Inspirado pelos pensadores liberais de sua época, Bastiat dedicou sua vida a promover os princípios do livre mercado, da propriedade privada e da liberdade individual.
“A Lei” é uma obra seminal que destaca a distorção do propósito da lei quando esta é utilizada como instrumento de coerção para beneficiar determinados grupos em detrimento de outros. Bastiat argumenta que a verdadeira função da Lei é ” a organização coletiva do direito individual à legítima defesa. Cada um de nós tem o direito natural — daí o direito divino — de defender a sua pessoa, a sua liberdade e a sua propriedade”
No entanto, ele observa que, ao longo do tempo, a lei tem sido pervertida para servir interesses particulares, resultando em uma multiplicação de privilégios, subsídios e regulamentações que distorcem o funcionamento natural da economia e minam a liberdade individual.
Essa análise de Bastiat ressoa de forma impressionante nos dias de hoje, especialmente diante da situação política e econômica do Brasil.

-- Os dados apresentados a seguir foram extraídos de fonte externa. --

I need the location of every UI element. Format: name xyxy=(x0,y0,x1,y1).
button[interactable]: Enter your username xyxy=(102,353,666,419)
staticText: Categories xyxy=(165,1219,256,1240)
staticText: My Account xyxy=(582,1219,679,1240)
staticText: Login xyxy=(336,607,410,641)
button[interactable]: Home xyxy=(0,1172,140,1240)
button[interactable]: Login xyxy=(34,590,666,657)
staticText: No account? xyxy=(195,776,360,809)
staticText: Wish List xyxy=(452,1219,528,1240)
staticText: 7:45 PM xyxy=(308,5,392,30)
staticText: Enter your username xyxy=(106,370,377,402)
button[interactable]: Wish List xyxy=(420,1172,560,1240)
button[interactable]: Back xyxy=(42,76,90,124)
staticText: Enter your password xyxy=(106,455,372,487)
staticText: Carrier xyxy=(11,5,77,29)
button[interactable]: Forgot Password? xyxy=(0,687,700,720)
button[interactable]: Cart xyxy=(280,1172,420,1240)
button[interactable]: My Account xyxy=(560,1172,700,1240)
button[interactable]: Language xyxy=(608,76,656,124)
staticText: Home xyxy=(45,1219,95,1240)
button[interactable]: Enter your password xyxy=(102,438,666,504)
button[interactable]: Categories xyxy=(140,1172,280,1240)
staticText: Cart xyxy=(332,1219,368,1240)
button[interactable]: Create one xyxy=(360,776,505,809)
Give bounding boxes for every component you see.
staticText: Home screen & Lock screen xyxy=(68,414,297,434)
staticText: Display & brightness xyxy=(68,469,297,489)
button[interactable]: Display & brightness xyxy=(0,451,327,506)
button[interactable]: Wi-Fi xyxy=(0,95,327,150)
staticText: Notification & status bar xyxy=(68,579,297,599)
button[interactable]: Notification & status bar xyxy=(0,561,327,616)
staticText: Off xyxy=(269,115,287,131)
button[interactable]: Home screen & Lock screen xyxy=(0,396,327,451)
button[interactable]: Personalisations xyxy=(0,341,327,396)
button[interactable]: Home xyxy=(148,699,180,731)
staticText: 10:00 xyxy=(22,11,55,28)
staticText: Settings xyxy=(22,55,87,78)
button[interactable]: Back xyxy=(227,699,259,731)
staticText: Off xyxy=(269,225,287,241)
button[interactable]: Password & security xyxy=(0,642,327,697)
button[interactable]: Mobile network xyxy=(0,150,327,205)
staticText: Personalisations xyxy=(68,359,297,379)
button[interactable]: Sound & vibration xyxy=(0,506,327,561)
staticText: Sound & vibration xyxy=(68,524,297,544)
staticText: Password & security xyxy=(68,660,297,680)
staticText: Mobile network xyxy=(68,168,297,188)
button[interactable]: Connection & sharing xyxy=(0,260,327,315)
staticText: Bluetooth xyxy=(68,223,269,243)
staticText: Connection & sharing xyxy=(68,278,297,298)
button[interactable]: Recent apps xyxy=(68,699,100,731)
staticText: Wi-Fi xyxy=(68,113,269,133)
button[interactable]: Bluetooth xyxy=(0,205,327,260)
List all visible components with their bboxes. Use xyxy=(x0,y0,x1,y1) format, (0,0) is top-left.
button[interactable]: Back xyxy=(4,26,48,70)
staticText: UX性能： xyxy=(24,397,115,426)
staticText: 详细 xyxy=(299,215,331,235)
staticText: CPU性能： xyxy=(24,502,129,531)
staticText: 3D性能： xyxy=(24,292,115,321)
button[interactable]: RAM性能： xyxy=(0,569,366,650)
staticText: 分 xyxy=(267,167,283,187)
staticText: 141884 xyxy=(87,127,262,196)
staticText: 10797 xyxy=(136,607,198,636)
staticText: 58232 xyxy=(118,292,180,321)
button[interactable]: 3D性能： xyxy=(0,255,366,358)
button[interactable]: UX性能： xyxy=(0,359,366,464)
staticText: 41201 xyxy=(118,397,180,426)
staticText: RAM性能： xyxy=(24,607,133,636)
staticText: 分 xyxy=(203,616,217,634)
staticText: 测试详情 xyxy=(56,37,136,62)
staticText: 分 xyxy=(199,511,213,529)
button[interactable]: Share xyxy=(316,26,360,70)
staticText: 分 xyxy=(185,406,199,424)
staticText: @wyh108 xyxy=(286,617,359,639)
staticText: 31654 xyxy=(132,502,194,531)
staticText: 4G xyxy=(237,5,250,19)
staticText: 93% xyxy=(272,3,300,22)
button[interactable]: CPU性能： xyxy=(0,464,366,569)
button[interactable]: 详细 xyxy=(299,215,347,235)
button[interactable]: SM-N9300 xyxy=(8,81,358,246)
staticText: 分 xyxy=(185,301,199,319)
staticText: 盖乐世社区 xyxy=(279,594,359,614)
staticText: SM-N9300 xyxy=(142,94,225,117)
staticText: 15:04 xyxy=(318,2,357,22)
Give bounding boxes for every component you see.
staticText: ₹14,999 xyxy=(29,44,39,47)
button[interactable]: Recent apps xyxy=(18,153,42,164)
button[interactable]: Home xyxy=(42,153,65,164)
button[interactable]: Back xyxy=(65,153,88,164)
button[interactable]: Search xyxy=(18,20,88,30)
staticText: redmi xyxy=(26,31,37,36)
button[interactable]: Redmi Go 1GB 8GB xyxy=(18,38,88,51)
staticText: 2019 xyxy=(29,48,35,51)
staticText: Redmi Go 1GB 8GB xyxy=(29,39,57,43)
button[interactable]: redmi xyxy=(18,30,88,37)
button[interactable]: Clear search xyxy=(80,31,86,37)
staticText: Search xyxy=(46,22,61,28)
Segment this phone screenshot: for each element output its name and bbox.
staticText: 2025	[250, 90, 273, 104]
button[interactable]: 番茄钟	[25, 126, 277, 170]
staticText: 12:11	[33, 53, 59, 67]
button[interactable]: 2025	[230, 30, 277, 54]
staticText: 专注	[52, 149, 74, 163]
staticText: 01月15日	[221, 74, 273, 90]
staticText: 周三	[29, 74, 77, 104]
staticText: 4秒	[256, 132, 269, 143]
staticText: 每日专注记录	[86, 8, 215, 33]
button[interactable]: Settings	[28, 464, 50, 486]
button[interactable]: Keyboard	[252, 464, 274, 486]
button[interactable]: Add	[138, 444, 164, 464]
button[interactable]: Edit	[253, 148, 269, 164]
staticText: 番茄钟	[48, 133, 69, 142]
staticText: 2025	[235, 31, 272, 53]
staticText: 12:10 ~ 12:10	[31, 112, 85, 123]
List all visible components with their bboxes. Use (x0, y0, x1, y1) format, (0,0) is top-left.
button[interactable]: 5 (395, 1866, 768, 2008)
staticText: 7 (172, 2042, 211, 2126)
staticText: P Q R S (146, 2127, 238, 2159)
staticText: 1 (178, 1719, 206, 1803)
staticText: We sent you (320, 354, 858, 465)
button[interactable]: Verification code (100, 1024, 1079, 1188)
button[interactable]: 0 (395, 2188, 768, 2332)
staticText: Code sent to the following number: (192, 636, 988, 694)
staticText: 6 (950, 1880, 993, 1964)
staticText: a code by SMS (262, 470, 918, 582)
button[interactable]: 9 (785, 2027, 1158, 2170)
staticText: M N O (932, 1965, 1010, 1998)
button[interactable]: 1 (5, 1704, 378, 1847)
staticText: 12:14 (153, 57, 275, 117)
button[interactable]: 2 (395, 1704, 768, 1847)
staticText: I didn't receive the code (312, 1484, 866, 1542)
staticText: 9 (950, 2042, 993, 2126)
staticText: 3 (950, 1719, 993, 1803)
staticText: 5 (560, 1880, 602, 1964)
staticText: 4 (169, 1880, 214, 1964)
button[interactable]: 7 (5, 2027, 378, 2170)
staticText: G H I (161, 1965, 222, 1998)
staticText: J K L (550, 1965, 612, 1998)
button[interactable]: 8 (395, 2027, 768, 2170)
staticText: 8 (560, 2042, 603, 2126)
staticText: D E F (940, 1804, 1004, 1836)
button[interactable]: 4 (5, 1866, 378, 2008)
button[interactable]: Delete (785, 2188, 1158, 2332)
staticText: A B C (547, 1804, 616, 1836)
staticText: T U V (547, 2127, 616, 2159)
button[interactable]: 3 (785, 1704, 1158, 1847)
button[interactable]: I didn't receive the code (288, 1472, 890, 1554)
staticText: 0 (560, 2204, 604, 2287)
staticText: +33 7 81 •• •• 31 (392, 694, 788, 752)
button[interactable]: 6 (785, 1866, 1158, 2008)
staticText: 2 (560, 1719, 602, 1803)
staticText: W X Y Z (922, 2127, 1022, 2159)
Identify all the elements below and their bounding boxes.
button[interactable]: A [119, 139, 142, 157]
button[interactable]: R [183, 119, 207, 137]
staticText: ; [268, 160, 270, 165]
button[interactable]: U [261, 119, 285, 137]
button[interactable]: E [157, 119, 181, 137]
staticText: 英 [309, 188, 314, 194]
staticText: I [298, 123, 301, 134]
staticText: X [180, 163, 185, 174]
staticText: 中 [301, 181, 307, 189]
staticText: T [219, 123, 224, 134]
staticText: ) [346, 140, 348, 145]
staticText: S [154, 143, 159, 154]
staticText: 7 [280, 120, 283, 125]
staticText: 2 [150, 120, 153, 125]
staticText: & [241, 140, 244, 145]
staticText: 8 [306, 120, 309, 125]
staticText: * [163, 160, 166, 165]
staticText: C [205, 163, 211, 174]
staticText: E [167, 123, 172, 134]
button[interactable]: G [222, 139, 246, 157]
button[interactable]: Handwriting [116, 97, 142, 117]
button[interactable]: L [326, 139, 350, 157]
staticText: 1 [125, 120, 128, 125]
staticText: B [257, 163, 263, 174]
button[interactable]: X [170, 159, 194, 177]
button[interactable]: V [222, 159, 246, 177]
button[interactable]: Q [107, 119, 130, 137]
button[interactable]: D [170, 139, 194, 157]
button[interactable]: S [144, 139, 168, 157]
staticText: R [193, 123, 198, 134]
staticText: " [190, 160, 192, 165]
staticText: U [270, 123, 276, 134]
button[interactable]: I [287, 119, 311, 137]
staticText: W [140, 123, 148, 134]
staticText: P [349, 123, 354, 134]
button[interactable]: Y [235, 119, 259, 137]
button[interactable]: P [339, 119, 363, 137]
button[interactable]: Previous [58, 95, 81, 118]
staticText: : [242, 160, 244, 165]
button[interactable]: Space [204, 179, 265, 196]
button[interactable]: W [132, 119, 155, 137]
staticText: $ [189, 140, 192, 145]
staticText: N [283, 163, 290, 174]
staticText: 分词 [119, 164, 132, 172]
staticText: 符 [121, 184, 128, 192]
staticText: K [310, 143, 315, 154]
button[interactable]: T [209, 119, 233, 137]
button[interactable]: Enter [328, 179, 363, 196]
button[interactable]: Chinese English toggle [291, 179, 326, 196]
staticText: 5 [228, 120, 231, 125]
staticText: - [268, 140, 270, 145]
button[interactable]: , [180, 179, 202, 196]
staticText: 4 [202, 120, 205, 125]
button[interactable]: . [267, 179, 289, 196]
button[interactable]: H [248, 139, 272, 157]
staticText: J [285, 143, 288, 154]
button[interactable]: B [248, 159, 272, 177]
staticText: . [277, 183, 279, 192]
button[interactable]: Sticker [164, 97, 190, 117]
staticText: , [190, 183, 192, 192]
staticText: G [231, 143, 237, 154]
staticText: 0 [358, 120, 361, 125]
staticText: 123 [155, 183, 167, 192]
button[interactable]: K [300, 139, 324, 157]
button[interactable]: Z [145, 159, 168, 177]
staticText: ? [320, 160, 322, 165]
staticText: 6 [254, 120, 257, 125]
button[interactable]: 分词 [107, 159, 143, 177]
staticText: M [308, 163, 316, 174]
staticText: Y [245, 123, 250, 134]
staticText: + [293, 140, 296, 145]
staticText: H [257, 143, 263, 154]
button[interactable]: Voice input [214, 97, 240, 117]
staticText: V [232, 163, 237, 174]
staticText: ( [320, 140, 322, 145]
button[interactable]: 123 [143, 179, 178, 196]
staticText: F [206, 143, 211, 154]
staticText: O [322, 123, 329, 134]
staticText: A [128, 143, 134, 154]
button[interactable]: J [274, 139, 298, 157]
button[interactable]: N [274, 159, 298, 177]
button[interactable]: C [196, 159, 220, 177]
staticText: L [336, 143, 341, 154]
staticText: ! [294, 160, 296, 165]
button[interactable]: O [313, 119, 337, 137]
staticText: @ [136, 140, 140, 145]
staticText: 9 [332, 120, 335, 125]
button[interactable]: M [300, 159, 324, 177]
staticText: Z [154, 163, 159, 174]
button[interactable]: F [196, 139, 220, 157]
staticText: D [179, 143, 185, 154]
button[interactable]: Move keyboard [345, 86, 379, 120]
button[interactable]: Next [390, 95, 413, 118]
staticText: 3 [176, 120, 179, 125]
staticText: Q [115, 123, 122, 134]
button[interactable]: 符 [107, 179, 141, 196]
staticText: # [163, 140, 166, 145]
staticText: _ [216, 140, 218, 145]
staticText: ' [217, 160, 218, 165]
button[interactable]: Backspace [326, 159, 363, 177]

No contexto brasileiro contemporâneo, se observa claramente a presença de grupos de pressão (corporativistas, políticos, ativistas, dentre outros) que atuam incessantemente para moldar a legislação em seu próprio benefício, muitas vezes às custas do bem-estar da sociedade como um todo.
Um exemplo flagrante disso foi durante a pandemia de Covid-19, quando grupos de servidores públicos conseguiram, mesmo diante das necessidades do governo de cortar gastos, assegurar a manutenção integral de seus salários, mesmo para aqueles que estavam em regime de trabalho remoto ou simplesmente sem atividades, enquanto o setor privado enfrentava demissões em massa e reduções salariais para sobreviver à crise econômica.
Bastiat certamente apontaria essa situação como um exemplo da deturpação da lei em benefício de interesses particulares. Ao invés de proteger os direitos individuais e garantir a igualdade perante a lei, o sistema legislativo é frequentemente utilizado como ferramenta para a promoção de privilégios e vantagens injustas para certos grupos, criando desigualdades e distorções no tecido social.
Além disso, a análise de Bastiat sobre os efeitos perversos das políticas protecionistas e intervencionistas ressoa de forma contundente na realidade brasileira, onde medidas como subsídios excessivos, barreiras comerciais e regulamentações burocráticas frequentemente prejudicam a eficiência econômica e restringem o desenvolvimento do país.
Há setores na economia brasileira que sobrevivem há décadas de subsídios concedidos pelo governo, o que provocou um duro cenário em que, basicamente, acabaram “protegidas” da concorrência, deixando de inovar e garantia a própria competitividade no mercado.
No entanto, “A Lei” não se limita apenas a diagnosticar os problemas da sociedade, mas também oferece uma visão positiva e construtiva para a restauração da ordem e da liberdade. Bastiat defende veementemente a primazia da liberdade individual, da propriedade privada e do livre mercado como os fundamentos de uma sociedade justa e próspera.
Ele argumenta que, ao restringir o papel do governo à proteção dos direitos individuais e à aplicação imparcial da lei, é possível evitar os abusos e distorções que resultam da intervenção excessiva do Estado na economia e na sociedade.
Assim, ao refletir sobre as lições atemporais de “A Lei”, de Frederic Bastiat, e sua relevância para o contexto contemporâneo brasileiro, somos instados a repensar o papel da lei e do governo em nossa sociedade.
É necessário esforço para garantir que a lei sirva ao interesse público e promova a justiça, em vez de ser manipulada para satisfazer os caprichos de grupos privilegiados. Somente através do respeito aos princípios da liberdade, igualdade e justiça se poderá construir uma sociedade verdadeiramente livre e próspera.
Essa é a lição que Frederic Bastiat, escrita há mais de 150 anos, e que continua mais atual que nunca.